A, Axial MPRAGE image through the sensorimotor cortex with functional areas labeled in the right cerebral hemisphere. B, Coronal contrast-enhanced MPRAGE image with superimposed diffusion tensor imaging view of the corticospinal tract. DLPC, dorsolateral prefrontal cortex; SMA, supplementary motor area.

Anatomic Organization.

The primary motor cortex does not encompass the entire precentral gyrus but rather tapers inferiorly along the posterior margin of the gyrus. The nonmotor cortex occupies the remainder of the gyrus.15⇓–17

The motor and sensory cortices have a well-defined somatotopic organization.
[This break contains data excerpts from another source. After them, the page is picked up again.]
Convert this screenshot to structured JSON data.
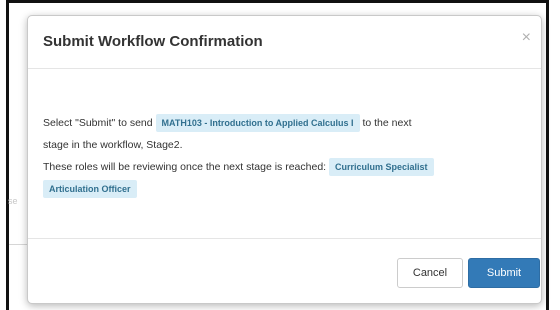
{
  "modal": {
    "title": "Submit Workflow Confirmation",
    "close_glyph": "×",
    "icon": "close-icon",
    "body": {
      "p1_prefix": "Select \"Submit\" to send",
      "course_chip": "MATH103 - Introduction to Applied Calculus I",
      "p1_suffix": "to the next",
      "p1_line2": "stage in the workflow, Stage2.",
      "p2_prefix": "These roles will be reviewing once the next stage is reached:",
      "roles": [
        "Curriculum Specialist",
        "Articulation Officer"
      ]
    },
    "footer": {
      "cancel_label": "Cancel",
      "submit_label": "Submit"
    }
  },
  "colors": {
    "chip_bg": "#d9edf7",
    "chip_text": "#31708f",
    "primary": "#337ab7"
  }
}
In other words, each part of the body can be reliably and predictably mapped to a specific region of the contralateral cortex. Specifically, the cells of the motor and sensory cortices responsible for the lips and face occupy the inferior segments, followed superiorly by the regions for the fingers and hands and a small region for the trunk. The final component, corresponding to the leg and foot, bridges the superior aspect of the gyrus and extends onto the medial surface of the hemisphere. The amount of cortex devoted to any anatomic region is proportional to the degree of precision or discrimination necessary for optimal function of that body part. The resultant distorted homunculus emphasizes the face and lips and the fingers and hands.18,19

Function.

Primary Motor Cortex.

The primary motor cortex initiates voluntary movement through the corticospinal tract (Fig 2B), which also receives contributions from the premotor cortex, supplementary cortex, and somatosensory cortex.17 A large percentage of the corticospinal tract fibers cross in the pyramidal decussation and connect to motor neurons in the contralateral spinal cord to trigger movement. The motor cortex also connects with the cerebellum and brain stem.19 Through this network, subcortical regions and other cortical areas influence the input and output of the primary motor cortex.20

A lesion in the primary motor cortex, such as an acute infarct, classically results in motor weakness (Fig 3).

Fig 3.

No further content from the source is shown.